Minha Classificação:
Girlboss - 2017 The Movie DB
de Kay Cannon
Status: 1 temporada (cancelada)
Episódios vistos: 13
Elenco: Britt Robertson, Josh Couch, Ellie Reed, Alphonso McAuley
Gênero: Comédia
Canal Original: Netflix
Canal no Brasil: Netflix
Duração do Episódio: 30 minutos
Assistir Girlboss online: Netflix

Essa série baseada em fatos reais conta a história de Sophia que aos 20 e poucos anos não sabe muito bem o que quer fazer da vida até que ao vender uma jaqueta de brechó no eBay com um lucro significativo, decide investir seu tempo reformando roupas para vender o que eventualmente a leva a ser dona da marca de sucesso NastyGal.

Eu não sou ligada em moda e nem entendo nada sobre o assunto, por isso a Sophie Amoruso fez sucesso no eBay, lançou o site da NastyGal, transformou a empresa num sucesso milionário, “faliu” a NastyGal e eu nem soube.

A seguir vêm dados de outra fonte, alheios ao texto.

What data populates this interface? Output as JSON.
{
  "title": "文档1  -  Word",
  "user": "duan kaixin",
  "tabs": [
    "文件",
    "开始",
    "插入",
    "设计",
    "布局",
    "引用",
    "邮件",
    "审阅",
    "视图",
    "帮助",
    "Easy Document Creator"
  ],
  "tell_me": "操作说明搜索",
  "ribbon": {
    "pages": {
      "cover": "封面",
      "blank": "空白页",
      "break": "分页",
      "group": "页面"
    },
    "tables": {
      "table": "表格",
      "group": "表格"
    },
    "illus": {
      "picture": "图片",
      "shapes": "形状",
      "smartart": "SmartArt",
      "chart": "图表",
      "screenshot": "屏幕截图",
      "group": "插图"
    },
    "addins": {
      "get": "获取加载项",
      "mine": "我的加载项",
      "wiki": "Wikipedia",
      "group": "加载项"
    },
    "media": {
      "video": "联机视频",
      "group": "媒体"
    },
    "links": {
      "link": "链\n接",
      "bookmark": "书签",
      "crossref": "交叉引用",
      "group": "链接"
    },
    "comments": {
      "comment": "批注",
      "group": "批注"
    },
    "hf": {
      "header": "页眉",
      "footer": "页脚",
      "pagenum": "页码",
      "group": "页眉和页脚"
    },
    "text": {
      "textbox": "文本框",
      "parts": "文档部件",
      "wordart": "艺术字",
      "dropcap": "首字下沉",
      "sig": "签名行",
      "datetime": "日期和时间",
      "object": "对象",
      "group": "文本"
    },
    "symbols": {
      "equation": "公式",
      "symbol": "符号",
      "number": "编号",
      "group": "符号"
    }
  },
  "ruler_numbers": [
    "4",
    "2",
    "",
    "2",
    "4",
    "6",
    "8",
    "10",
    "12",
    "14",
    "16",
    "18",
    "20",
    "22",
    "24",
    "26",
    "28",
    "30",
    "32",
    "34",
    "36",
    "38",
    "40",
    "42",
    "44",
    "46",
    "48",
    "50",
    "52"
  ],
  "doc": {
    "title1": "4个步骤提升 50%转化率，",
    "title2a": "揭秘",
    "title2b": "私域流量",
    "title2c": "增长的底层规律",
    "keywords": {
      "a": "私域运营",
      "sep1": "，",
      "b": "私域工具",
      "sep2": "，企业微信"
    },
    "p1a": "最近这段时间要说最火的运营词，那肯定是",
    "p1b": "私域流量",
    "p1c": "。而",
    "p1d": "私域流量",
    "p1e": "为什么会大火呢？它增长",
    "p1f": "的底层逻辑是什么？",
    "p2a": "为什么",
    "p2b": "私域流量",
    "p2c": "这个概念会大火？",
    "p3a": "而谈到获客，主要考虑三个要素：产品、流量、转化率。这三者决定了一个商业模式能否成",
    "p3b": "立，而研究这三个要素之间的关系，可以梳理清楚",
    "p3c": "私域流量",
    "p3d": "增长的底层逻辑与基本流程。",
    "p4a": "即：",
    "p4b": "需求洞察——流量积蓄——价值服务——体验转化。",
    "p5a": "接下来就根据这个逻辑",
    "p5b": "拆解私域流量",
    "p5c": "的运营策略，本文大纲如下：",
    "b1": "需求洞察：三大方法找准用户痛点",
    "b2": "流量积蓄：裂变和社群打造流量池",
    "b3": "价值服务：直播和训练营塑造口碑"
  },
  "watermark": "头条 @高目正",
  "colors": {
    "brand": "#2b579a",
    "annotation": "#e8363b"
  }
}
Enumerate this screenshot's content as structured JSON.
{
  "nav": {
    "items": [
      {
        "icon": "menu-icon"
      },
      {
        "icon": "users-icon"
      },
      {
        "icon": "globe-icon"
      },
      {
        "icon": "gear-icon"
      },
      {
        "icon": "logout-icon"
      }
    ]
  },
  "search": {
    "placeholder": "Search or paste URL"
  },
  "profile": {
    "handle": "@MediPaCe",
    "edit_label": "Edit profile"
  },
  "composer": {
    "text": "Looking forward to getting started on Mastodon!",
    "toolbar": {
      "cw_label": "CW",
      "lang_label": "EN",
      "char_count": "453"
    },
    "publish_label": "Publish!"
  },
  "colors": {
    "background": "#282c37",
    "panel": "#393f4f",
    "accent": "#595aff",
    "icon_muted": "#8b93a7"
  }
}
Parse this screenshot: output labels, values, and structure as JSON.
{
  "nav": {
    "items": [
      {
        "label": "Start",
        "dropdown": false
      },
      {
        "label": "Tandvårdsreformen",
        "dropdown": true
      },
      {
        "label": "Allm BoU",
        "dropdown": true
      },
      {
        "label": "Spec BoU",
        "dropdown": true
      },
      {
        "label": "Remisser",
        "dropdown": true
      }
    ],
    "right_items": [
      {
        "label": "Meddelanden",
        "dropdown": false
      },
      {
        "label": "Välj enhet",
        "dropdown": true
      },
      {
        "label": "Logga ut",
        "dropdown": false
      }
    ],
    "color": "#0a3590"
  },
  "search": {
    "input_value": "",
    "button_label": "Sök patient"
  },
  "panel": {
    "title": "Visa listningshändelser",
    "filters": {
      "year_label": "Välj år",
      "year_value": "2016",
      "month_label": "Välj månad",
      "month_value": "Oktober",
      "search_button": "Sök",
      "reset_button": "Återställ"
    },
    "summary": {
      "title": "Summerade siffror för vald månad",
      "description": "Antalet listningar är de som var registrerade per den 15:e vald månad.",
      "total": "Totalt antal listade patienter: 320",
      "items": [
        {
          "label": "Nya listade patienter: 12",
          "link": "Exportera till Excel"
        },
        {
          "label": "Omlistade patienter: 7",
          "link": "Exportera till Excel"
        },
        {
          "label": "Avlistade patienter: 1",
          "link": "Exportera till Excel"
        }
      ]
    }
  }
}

Vim realmente me interessar pela história dela com a iminência do lançamento da série da Netflix. Antes do lançamento eu li o livro #Girlboss porque estava realmente interessada na história real (obs: adorei o livro), mas a série foi, para mim, um tanto decepcionante.

No começo de cada episódio tem um aviso de que a série foi inspirada livremente nos eventos reais, ou seja, não dá pra esperar que se atenha totalmente aos fatos, mas apesar de eu achar a história real (a do livro) MUITO mais interessante, a série para mim teve outros problemas, a começar pela escolha da atriz para viver a protagonista. A primeira vez que me lembro de ter visto a Britt Robertson foi na finada Life Unexpected onde eu achei que ela tinha zero carisma, mas podia ser a personagem né? Porém em Girlboss pude confirmar que o problema é realmente a atriz. Mesmo quando ela tentava fazer uma piada acabava saindo totalmente sem graça por causa disso, o que foi bom para a Ellie Reed que, interpretando Annie, a melhor amiga da Sophia, brilhou em todas as cenas.

Mas Girlboss tem sim diversos pontos positivos como amizade feminina, girl power, figurino maravilhoso, trilha sonora, referência a The O.C. (só quem viveu a morte da Marissa na época vai entender a dor das personagens aqui) e RuPaul como o alívio cômico quando a Annie não estava em cena. Além disso algumas escolhas de direção me deixaram completamente apaixonada, como por exemplo o episódio 10, dirigido pela rainha Jamie Babbit (se você não conhece o trabalho dela aproveita). É muito difícil retratar no cinema/tv os fóruns, mensagens e salas de bate papo, mas nesse episódio eles encontraram uma forma totalmente criativa e visual de fazer isso. Sério, fiquei muito encantada.

Segundo, esse tópico devia se chamar O Homem Elefante de David Lynch.

No último episódio da temporada, dirigido pelo Christian Ditter, adorei a forma como eles demonstraram uma lembrança recorrente, em vez de mostrar a mesma cena 100 vezes pra mostrar que a personagem pensou nisso 100 vezes, foi usada uma música e um plano detalhe que passaram a mesma ideia mas de uma forma diferente do clichê de sempre. Também amei muito os cortes rápidos usados num diálogo sério no final do episódio. Tornou a cena mais forte, real e interessante dessa forma.

No geral Girlboss é divertidinha e espero que seja renovada porque quero muito ver a falta de carisma da Britt poder ser usada corretamente para quando a Sophia se tornar a mulher que criou um império do nada. É uma série que provavelmente não vai mudar sua vida, mas serve de bom passatempo para as horas livres. Caso queira uma história realmente boa, o livro tá sempre aí pra isso né?